In a statement on his official Twitter account, Nasheed said that it was good that both the Maldives and Sri Lanka were trying to address this issue as Sri Lanka was a most valued friend and cousin of the Maldives.
“We stick together in sickness and health. Sri Lanka Muslims can be buried in the Maldives. There are burial grounds for Maldivians in Sri Lanka - Jawatha mosque has four generations of Maldivian leaders,” Nasheed said.
Maldives Foreign Minister Abdulla Shahid, on Monday in a statement said that following a special request from Sri Lankan President Gotabaya Rajapaksa, Maldives President Ibrahim Solih was consulting local stakeholders to assist Sri Lanka in facilitating Islamic funeral rites in the Maldives for Sri Lankan Muslims succumbing to the COVID-19 pandemic.
However since the statement, the Muslim community in Sri Lanka, while thanking the Maldives government said it urged the Sri Lankan government to allow Sri Lankan Muslim citizens who succumb to the virus to be buried within the country as they were all citizens of Sri Lanka.

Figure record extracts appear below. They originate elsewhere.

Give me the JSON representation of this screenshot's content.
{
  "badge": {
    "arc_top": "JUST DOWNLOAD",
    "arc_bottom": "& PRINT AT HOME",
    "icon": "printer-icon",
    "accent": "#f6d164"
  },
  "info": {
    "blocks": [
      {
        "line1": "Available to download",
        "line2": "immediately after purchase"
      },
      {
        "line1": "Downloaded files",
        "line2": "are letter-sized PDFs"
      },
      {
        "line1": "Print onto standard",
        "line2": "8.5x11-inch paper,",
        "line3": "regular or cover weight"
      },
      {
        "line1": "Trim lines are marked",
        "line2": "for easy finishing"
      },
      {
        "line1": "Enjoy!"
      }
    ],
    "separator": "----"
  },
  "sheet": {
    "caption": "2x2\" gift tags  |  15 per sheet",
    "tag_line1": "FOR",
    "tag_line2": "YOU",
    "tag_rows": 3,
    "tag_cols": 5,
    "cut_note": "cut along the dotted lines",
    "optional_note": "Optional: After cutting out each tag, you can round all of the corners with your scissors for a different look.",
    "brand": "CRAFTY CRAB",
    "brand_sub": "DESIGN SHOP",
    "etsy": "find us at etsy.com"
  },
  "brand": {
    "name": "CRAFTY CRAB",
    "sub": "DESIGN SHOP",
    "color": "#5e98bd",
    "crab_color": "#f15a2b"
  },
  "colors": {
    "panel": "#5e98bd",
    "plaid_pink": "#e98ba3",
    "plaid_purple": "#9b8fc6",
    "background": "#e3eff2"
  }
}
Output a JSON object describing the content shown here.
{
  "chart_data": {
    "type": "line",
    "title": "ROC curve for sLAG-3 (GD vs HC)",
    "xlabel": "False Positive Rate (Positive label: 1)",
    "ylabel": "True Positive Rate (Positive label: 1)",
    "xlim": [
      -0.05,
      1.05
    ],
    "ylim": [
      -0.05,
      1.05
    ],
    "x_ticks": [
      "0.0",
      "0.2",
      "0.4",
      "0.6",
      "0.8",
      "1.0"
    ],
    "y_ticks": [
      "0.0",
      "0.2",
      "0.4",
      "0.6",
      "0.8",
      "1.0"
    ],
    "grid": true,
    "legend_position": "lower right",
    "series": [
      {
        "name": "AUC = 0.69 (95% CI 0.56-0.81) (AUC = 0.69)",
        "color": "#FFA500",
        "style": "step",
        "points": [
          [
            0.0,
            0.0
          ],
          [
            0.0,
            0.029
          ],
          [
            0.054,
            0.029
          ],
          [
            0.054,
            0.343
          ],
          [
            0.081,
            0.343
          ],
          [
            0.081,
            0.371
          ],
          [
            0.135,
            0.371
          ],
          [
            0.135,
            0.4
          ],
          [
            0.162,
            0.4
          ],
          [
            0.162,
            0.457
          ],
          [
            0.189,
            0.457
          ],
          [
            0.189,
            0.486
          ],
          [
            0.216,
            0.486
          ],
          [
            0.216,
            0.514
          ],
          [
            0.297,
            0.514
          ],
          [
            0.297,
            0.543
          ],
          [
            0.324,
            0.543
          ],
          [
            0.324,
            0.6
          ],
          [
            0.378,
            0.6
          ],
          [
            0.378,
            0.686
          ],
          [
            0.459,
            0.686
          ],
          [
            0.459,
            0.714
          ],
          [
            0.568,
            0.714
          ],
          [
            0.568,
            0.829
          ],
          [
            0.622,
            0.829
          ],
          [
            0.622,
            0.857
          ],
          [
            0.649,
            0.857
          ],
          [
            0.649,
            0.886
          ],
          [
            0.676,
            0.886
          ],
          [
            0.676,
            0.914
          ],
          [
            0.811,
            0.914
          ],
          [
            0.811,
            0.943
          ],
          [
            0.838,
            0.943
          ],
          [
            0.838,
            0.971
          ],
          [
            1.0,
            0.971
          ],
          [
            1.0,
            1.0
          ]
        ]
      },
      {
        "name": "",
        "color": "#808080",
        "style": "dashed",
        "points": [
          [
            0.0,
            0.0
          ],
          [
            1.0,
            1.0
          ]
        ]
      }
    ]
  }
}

Following the Daily Mirror story on Monday, titled ‘Maldives Steps in Over Burial Row, Offers to bury COVID-19 victims’, Sri Lankan Muslim Congress Leader Rauff Hakeem, in a letter to the Maldives Ambassador in Colombo said while he appreciated the invitation by the Maldives government, he was nevertheless constrained to say that Muslims will instead, demand that the Sri Lankan government reverses it’s ‘unjustified’ cremation only policy which is not based on epidemiological scientific evidence nor is ethically sanctioned based on WHO and UNESCO guidelines governing protocol on COVID-19 disposal of dead bodies.